With the pillars in mind, I might instead design items that reinforce those experiences - perhaps something that increases both the damage a character deals and receives for a few turns, or teleports them to a random nearby tile, introducing risk and consequence.

In the end, the pillars are not rules or features; they’re distilled components of the fantasy I’m trying to create. They’re the emotional DNA of the game, guiding choices, systems, and iteration while leaving room for exploration and discovery.

Core Gameplay Systems

People approach laying the foundations for system design in different ways. Some focus on frameworks like SDT or MDA, others map out gameplay loops, or write detailed feature breakdowns. Each method has its merits - it all depends on the designer and the needs of the project.

For this document, my goal is to communicate the vision: the experience of play, not the psychology behind engagement or a theoretical breakdown of why each feature works. Applying the lenses of various design methodologies - Self-Determination Theory being one that I personally focus on - will be a continuous part of the design process, not something that serves to communicate the player-facing fantasy.

Here, the focus is on grouping the major systems and defining their place in the player’s journey - understanding what role each plays in delivering the intended fantasy. These descriptions form the foundation for designing the mechanics that will bring those systems to life.

These definitions will guide my decisions as I move into prototyping, ensuring each system reinforces the intended player experience.

Inspirations and References

These sections aren’t intended to be an in-depth market analysis. Their purpose is, once again, aligned with the vision of this document - it’s about defining the game’s identity.

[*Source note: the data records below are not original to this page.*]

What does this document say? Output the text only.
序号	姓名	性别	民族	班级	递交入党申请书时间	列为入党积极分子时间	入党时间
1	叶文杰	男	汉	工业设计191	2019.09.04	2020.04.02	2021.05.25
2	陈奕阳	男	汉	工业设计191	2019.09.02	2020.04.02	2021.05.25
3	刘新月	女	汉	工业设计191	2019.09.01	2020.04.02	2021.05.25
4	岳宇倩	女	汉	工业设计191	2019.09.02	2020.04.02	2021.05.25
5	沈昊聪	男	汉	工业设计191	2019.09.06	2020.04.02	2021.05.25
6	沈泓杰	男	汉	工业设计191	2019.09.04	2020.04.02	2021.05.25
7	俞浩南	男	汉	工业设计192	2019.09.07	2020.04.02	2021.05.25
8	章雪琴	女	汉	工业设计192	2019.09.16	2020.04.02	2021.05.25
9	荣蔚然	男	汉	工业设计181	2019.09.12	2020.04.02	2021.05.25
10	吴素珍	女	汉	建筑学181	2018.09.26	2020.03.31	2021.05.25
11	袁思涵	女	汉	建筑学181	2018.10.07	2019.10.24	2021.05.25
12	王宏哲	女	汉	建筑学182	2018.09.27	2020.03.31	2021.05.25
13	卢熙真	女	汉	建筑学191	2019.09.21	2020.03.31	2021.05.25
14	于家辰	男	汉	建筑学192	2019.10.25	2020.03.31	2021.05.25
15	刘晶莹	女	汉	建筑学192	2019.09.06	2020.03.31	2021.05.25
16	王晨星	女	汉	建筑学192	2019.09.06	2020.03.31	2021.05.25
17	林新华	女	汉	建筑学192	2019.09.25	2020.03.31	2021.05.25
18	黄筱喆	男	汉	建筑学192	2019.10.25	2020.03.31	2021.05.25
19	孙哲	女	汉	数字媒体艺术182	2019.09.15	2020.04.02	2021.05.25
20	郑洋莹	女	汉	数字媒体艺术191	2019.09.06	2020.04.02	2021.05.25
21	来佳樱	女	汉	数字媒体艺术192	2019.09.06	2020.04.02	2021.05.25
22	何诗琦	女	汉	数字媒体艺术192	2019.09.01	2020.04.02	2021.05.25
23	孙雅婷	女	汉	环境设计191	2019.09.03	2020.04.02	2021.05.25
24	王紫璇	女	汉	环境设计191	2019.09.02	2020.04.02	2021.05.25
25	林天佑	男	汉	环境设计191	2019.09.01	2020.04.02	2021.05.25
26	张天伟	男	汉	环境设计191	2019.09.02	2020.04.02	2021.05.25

The references and inspirations listed here are works I’ve personally enjoyed and appreciated. Each has influenced this concept in some way. They execute certain ideas or features exceptionally well, and analysing them helps inform my own designs - showing how other developers solve feature-specific problems and how players expect particular interactions and interfaces to work.

Market Comparison

This section identifies games that share similarities in setting and systems - titles with emergent narratives, tactical turn-based gameplay, party systems, and a grand journey structure within a fantasy world.

Studying these games helps ensure that this concept maintains a distinct identity - something unique to offer within its genre space. They represent not the entirety of the competition, but those most similar in experience and therefore the most important to diverge from.

They also provide valuable reference points for understanding player expectations - what players drawn to this kind of fantasy and gameplay enjoy, dislike, and anticipate from new titles.

Conclusion

This post was about defining the vision - clarifying what the game is, what it aims to make players feel, and how its systems support that experience. The next step is to begin prototyping: developing the specifics of each system, testing their interactions, and translating the concept into something tangible. From here, the focus shifts from why these systems exist to how they come to life.